Weltkriegsende: Die Krux mit dem Gedenken

Der 8. Mai ist als "Tag der Befreiung" Anlass für viele Gedenkfeiern. Welcher Opfer gedacht werden soll, und wie das auszusehen hat, darüber scheiden sich die Geister.

Imposante Gedenkstätte: Gelände des ehemaligen Konzentrationslagers Esterwegen. Bild: Simone Schnase

ESTERWEGEN taz | Wenn sich am heutigen Samstag die ehemaligen „Moorsoldaten“ der Arbeitslager im Emsland treffen, um ihrer ermordeten Mitgefangenen zu gedenken, dann werden sie das wie immer in Bockhorst tun, der Begräbnisstätte der Emslandlager. Dabei gibt es seit 2011 nicht weit von Bockhorst, auf dem Gelände des ehemaligen KZ Esterwegen, eine imposante zentrale Gedenkstätte.

Dort wurde bereits am 24. April an das Weltkriegsende erinnert, doch kaum jemand der dort anwesenden Vertreter der offiziellen Politik wird heute in Bockhorst anzutreffen sein – womöglich, weil die ehemaligen „Moorsoldaten“ zu einem guten Teil alte Kommunisten sind?

Lange tat sich das Emsland schwer mit der Erinnerung an seine Konzentrationslager. Denn neben den politischen Gefangenen saßen dort auch normale Strafgefangene ein. Letztere, so argumentierte die Kreisverwaltung, seien rechtmäßig verurteilte Kriminelle gewesen – so als ob die Tötung durch Zwangsarbeit bei Strafgefangenen in Ordnung ginge und als ob von „Rechtmäßigkeit“ in der NS-Zeit überhaupt die Rede sein könne.

1955 ließ der Landkreis die Leichen von KZ-Häftlingen auf der Begräbnisstätte Bockhorst exhumieren und umbetten. Als dort 1963 mit privaten Spenden eine „Sühnekapelle“ gebaut werden sollte, lehnten Landkreis und Bezirksregierung das Vorhaben ab: Seit den Umbettungen würden hier schließlich nur noch Strafgefangene ruhen – also angeblich keine NS-Opfer.

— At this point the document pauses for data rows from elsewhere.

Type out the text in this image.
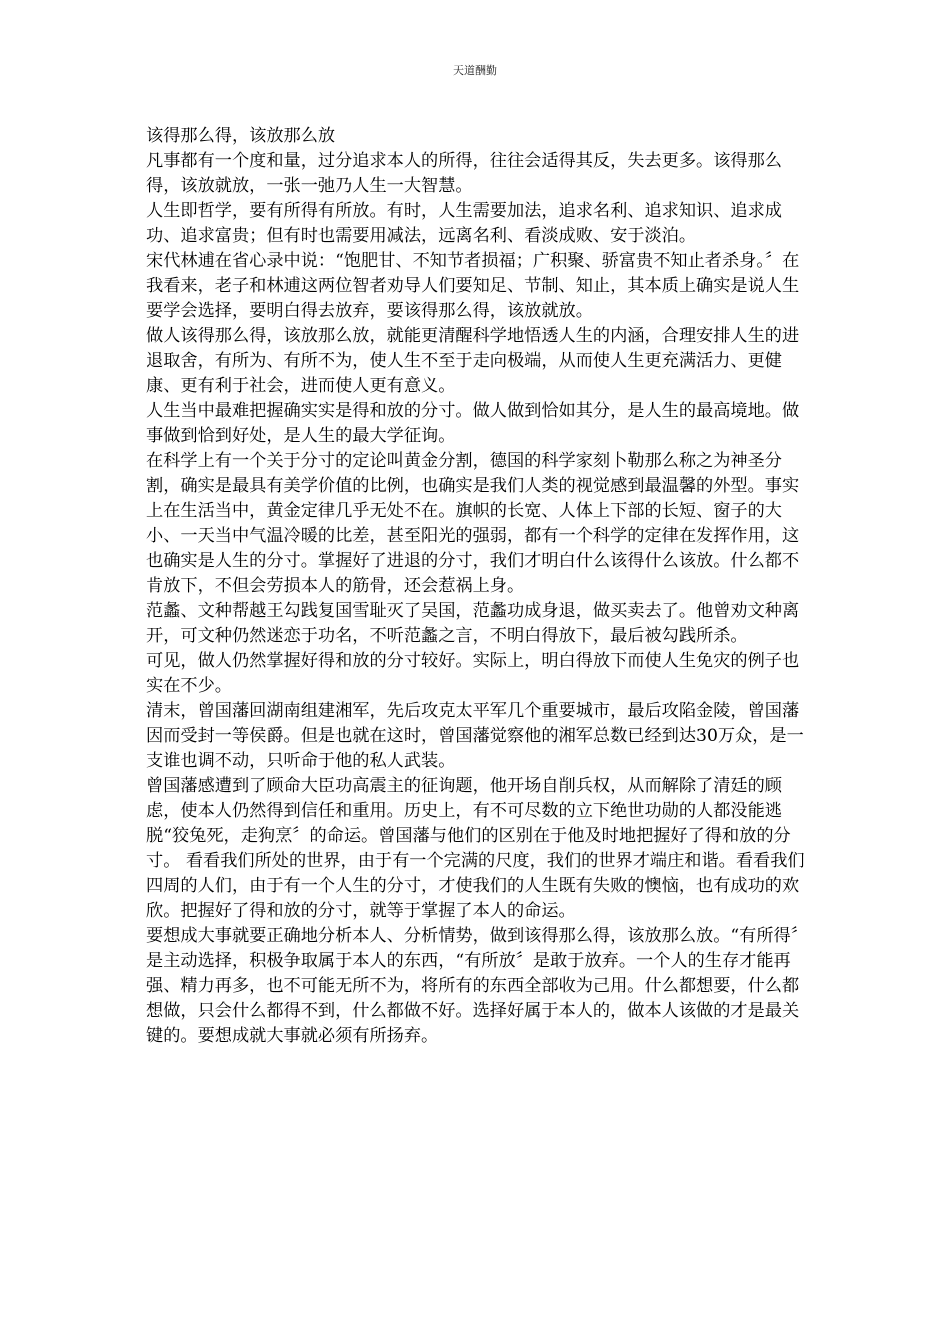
天道酬勤

该得那么得，该放那么放

凡事都有一个度和量，过分追求本人的所得，往往会适得其反，失去更多。该得那么得，该放就放，一张一弛乃人生一大智慧。

人生即哲学，要有所得有所放。有时，人生需要加法，追求名利、追求知识、追求成功、追求富贵；但有时也需要用减法，远离名利、看淡成败、安于淡泊。

宋代林逋在省心录中说：“饱肥甘、不知节者损福；广积聚、骄富贵不知止者杀身。〞在我看来，老子和林逋这两位智者劝导人们要知足、节制、知止，其本质上确实是说人生要学会选择，要明白得去放弃，要该得那么得，该放就放。

做人该得那么得，该放那么放，就能更清醒科学地悟透人生的内涵，合理安排人生的进退取舍，有所为、有所不为，使人生不至于走向极端，从而使人生更充满活力、更健康、更有利于社会，进而使人更有意义。

人生当中最难把握确实实是得和放的分寸。做人做到恰如其分，是人生的最高境地。做事做到恰到好处，是人生的最大学征询。

在科学上有一个关于分寸的定论叫黄金分割，德国的科学家刻卜勒那么称之为神圣分割，确实是最具有美学价值的比例，也确实是我们人类的视觉感到最温馨的外型。事实上在生活当中，黄金定律几乎无处不在。旗帜的长宽、人体上下部的长短、窗子的大小、一天当中气温冷暖的比差，甚至阳光的强弱，都有一个科学的定律在发挥作用，这也确实是人生的分寸。掌握好了进退的分寸，我们才明白什么该得什么该放。什么都不肯放下，不但会劳损本人的筋骨，还会惹祸上身。

范蠡、文种帮越王勾践复国雪耻灭了吴国，范蠡功成身退，做买卖去了。他曾劝文种离开，可文种仍然迷恋于功名，不听范蠡之言，不明白得放下，最后被勾践所杀。

可见，做人仍然掌握好得和放的分寸较好。实际上，明白得放下而使人生免灾的例子也实在不少。

清末，曾国藩回湖南组建湘军，先后攻克太平军几个重要城市，最后攻陷金陵，曾国藩因而受封一等侯爵。但是也就在这时，曾国藩觉察他的湘军总数已经到达30万众，是一支谁也调不动，只听命于他的私人武装。

曾国藩感遭到了顾命大臣功高震主的征询题，他开场自削兵权，从而解除了清廷的顾虑，使本人仍然得到信任和重用。历史上，有不可尽数的立下绝世功勋的人都没能逃脱“狡兔死，走狗烹〞的命运。曾国藩与他们的区别在于他及时地把握好了得和放的分寸。 看看我们所处的世界，由于有一个完满的尺度，我们的世界才端庄和谐。看看我们四周的人们，由于有一个人生的分寸，才使我们的人生既有失败的懊恼，也有成功的欢欣。把握好了得和放的分寸，就等于掌握了本人的命运。

要想成大事就要正确地分析本人、分析情势，做到该得那么得，该放那么放。“有所得〞是主动选择，积极争取属于本人的东西，“有所放〞是敢于放弃。一个人的生存才能再强、精力再多，也不可能无所不为，将所有的东西全部收为己用。什么都想要，什么都想做，只会什么都得不到，什么都做不好。选择好属于本人的，做本人该做的才是最关键的。要想成就大事就必须有所扬弃。
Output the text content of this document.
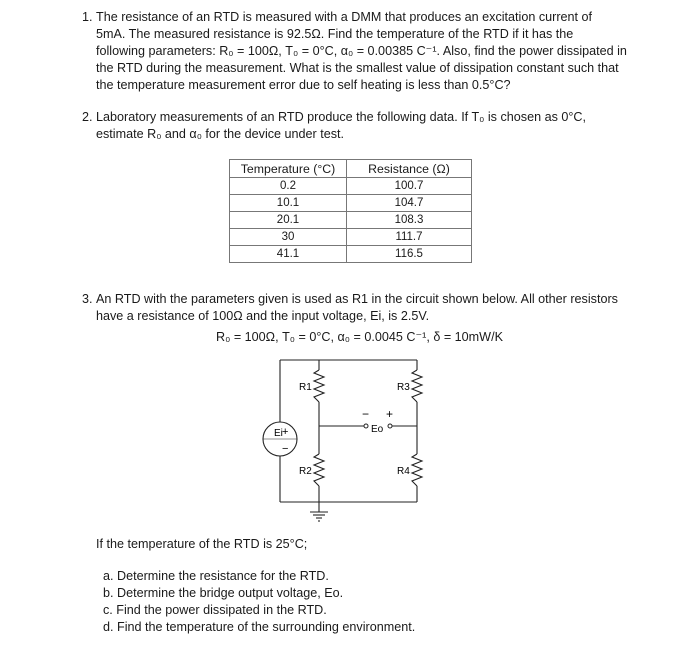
1. The resistance of an RTD is measured with a DMM that produces an excitation current of
5mA. The measured resistance is 92.5Ω. Find the temperature of the RTD if it has the
following parameters: R₀ = 100Ω, T₀ = 0°C, α₀ = 0.00385 C⁻¹. Also, find the power dissipated in
the RTD during the measurement. What is the smallest value of dissipation constant such that
the temperature measurement error due to self heating is less than 0.5°C?
2. Laboratory measurements of an RTD produce the following data. If T₀ is chosen as 0°C,
estimate R₀ and α₀ for the device under test.
Temperature (°C)	Resistance (Ω)
0.2	100.7
10.1	104.7
20.1	108.3
30	111.7
41.1	116.5
3. An RTD with the parameters given is used as R1 in the circuit shown below. All other resistors
have a resistance of 100Ω and the input voltage, Ei, is 2.5V.
R₀ = 100Ω, T₀ = 0°C, α₀ = 0.0045 C⁻¹, δ = 10mW/K
Ei +
−
− +
Eo
R1
R2
R3
R4
If the temperature of the RTD is 25°C;
a. Determine the resistance for the RTD.
b. Determine the bridge output voltage, Eo.
c. Find the power dissipated in the RTD.
d. Find the temperature of the surrounding environment.
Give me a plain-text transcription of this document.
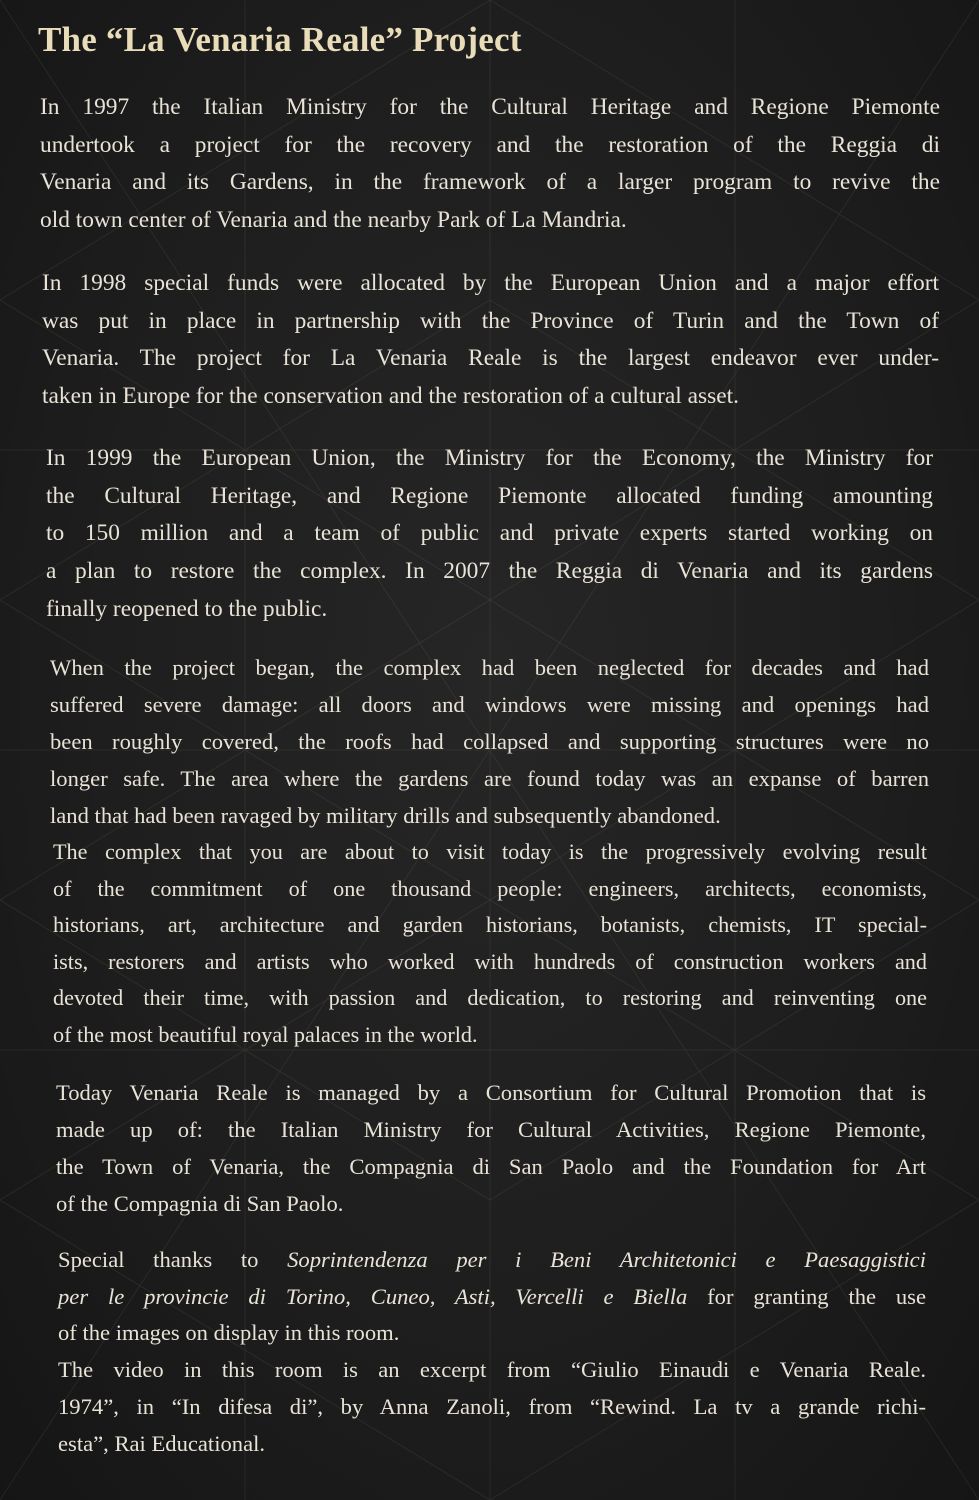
The “La Venaria Reale” Project

In 1997 the Italian Ministry for the Cultural Heritage and Regione Piemonte
undertook a project for the recovery and the restoration of the Reggia di
Venaria and its Gardens, in the framework of a larger program to revive the
old town center of Venaria and the nearby Park of La Mandria.

In 1998 special funds were allocated by the European Union and a major effort
was put in place in partnership with the Province of Turin and the Town of
Venaria. The project for La Venaria Reale is the largest endeavor ever under-
taken in Europe for the conservation and the restoration of a cultural asset.

In 1999 the European Union, the Ministry for the Economy, the Ministry for
the Cultural Heritage, and Regione Piemonte allocated funding amounting
to 150 million and a team of public and private experts started working on
a plan to restore the complex. In 2007 the Reggia di Venaria and its gardens
finally reopened to the public.

When the project began, the complex had been neglected for decades and had
suffered severe damage: all doors and windows were missing and openings had
been roughly covered, the roofs had collapsed and supporting structures were no
longer safe. The area where the gardens are found today was an expanse of barren
land that had been ravaged by military drills and subsequently abandoned.

The complex that you are about to visit today is the progressively evolving result
of the commitment of one thousand people: engineers, architects, economists,
historians, art, architecture and garden historians, botanists, chemists, IT special-
ists, restorers and artists who worked with hundreds of construction workers and
devoted their time, with passion and dedication, to restoring and reinventing one
of the most beautiful royal palaces in the world.

Today Venaria Reale is managed by a Consortium for Cultural Promotion that is
made up of: the Italian Ministry for Cultural Activities, Regione Piemonte,
the Town of Venaria, the Compagnia di San Paolo and the Foundation for Art
of the Compagnia di San Paolo.

Special thanks to Soprintendenza per i Beni Architetonici e Paesaggistici
per le provincie di Torino, Cuneo, Asti, Vercelli e Biella for granting the use
of the images on display in this room.

The video in this room is an excerpt from “Giulio Einaudi e Venaria Reale.
1974”, in “In difesa di”, by Anna Zanoli, from “Rewind. La tv a grande richi-
esta”, Rai Educational.
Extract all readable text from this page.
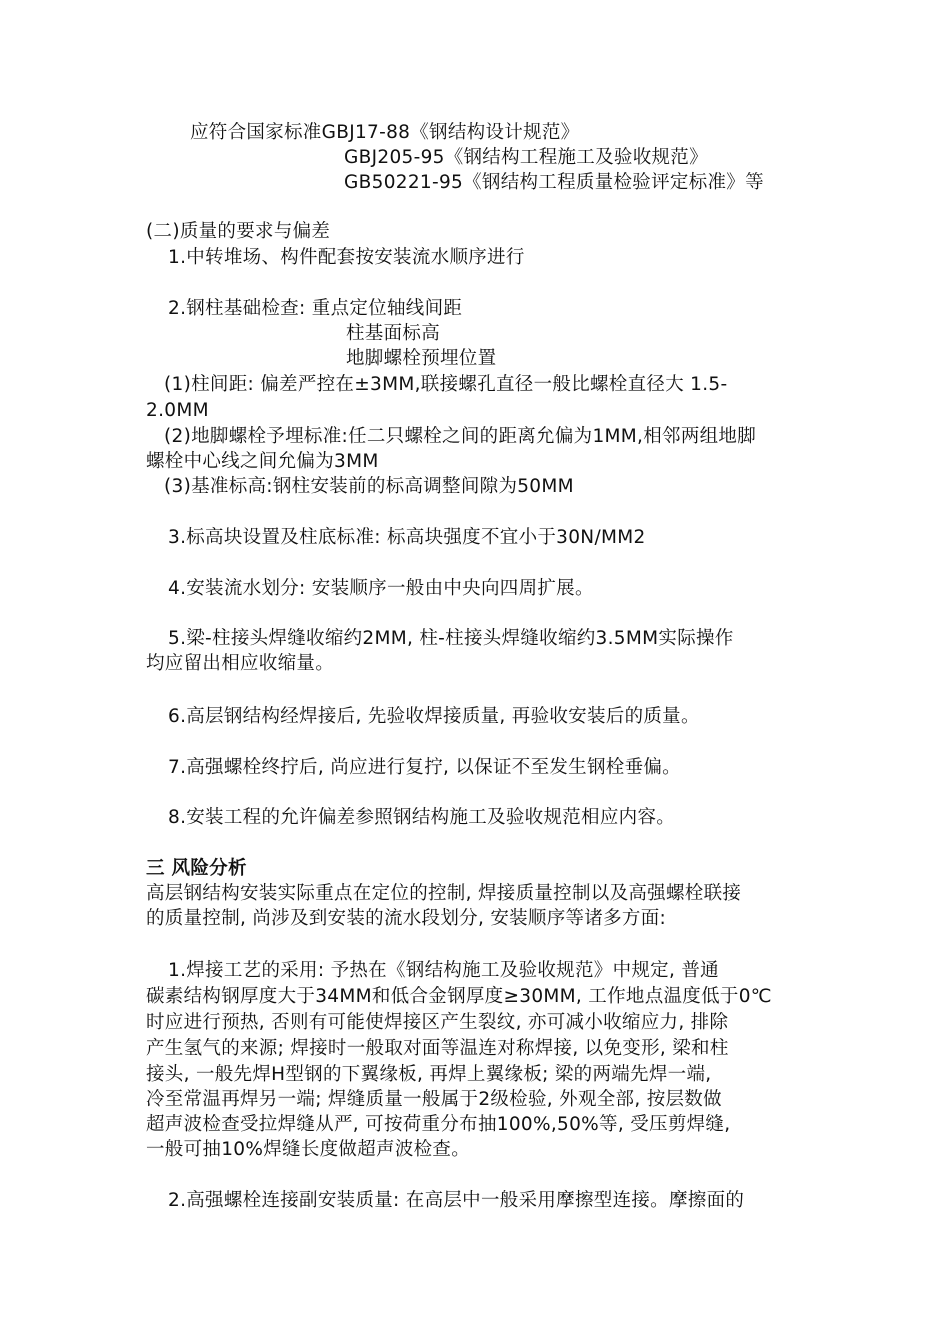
应符合国家标准GBJ17-88《钢结构设计规范》
GBJ205-95《钢结构工程施工及验收规范》
GB50221-95《钢结构工程质量检验评定标准》等
(二)质量的要求与偏差
1.中转堆场、构件配套按安装流水顺序进行
2.钢柱基础检查: 重点定位轴线间距
柱基面标高
地脚螺栓预埋位置
(1)柱间距: 偏差严控在±3MM,联接螺孔直径一般比螺栓直径大 1.5-
2.0MM
(2)地脚螺栓予埋标准:任二只螺栓之间的距离允偏为1MM,相邻两组地脚
螺栓中心线之间允偏为3MM
(3)基准标高:钢柱安装前的标高调整间隙为50MM
3.标高块设置及柱底标准: 标高块强度不宜小于30N/MM2
4.安装流水划分: 安装顺序一般由中央向四周扩展。
5.梁-柱接头焊缝收缩约2MM, 柱-柱接头焊缝收缩约3.5MM实际操作
均应留出相应收缩量。
6.高层钢结构经焊接后, 先验收焊接质量, 再验收安装后的质量。
7.高强螺栓终拧后, 尚应进行复拧, 以保证不至发生钢栓垂偏。
8.安装工程的允许偏差参照钢结构施工及验收规范相应内容。
三 风险分析
高层钢结构安装实际重点在定位的控制, 焊接质量控制以及高强螺栓联接
的质量控制, 尚涉及到安装的流水段划分, 安装顺序等诸多方面:
1.焊接工艺的采用: 予热在《钢结构施工及验收规范》中规定, 普通
碳素结构钢厚度大于34MM和低合金钢厚度≥30MM, 工作地点温度低于0℃
时应进行预热, 否则有可能使焊接区产生裂纹, 亦可减小收缩应力, 排除
产生氢气的来源; 焊接时一般取对面等温连对称焊接, 以免变形, 梁和柱
接头, 一般先焊H型钢的下翼缘板, 再焊上翼缘板; 梁的两端先焊一端,
冷至常温再焊另一端; 焊缝质量一般属于2级检验, 外观全部, 按层数做
超声波检查受拉焊缝从严, 可按荷重分布抽100%,50%等, 受压剪焊缝,
一般可抽10%焊缝长度做超声波检查。
2.高强螺栓连接副安装质量: 在高层中一般采用摩擦型连接。摩擦面的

Bis heute existiert im Emsland diese Unterscheidung: In einem taz-Interview sagte ein wissenschaftlicher Mitarbeiter der Gedenkstätte Esterwegen über die Lager-Gefangenen: „Da waren einmal Menschen, die wegen politischer Straftatbestände wie Fahnenflucht und Wehrkraftzersetzung verurteilt waren. Es gab aber auch Kriminelle, die wegen herkömmlicher Straftaten wie Diebstahl dort saßen – ein Delikt, das auch heute geahndet worden wäre.“

Insgesamt kamen in den Emslandlagern rund 25.000 Menschen ums Leben. Die Gefangenen mussten Entwässerungsgräben anlegen, Torf stechen und Straßen bauen – eine Arbeit, die nach dem Krieg weiterging, nur dass nun Maschinen eingesetzt wurden. Als Landrat Hermann Bröring (CDU) am 31. Oktober 2011, einen Tag vor seinem Ruhestand, die Gedenkstätte Esterwegen eröffnete, sprach er nicht ohne Stolz über den großen „Emslandplan“ von 1950, der diese Kultivierungsbemühungen festschrieb.

Mit ihrer Nazigeschichte dagegen will die emsländische Bevölkerung bis heute möglichst wenig zu tun haben. Aus dem „Armenhaus der Nation“ ist nach dem Krieg ein florierender Wirtschaftsstandort geworden, die Arbeitslosenzahlen liegen stabil unter drei Prozent. Darauf ist man stolz – Erinnerungen an schlechte Zeiten stören da nur.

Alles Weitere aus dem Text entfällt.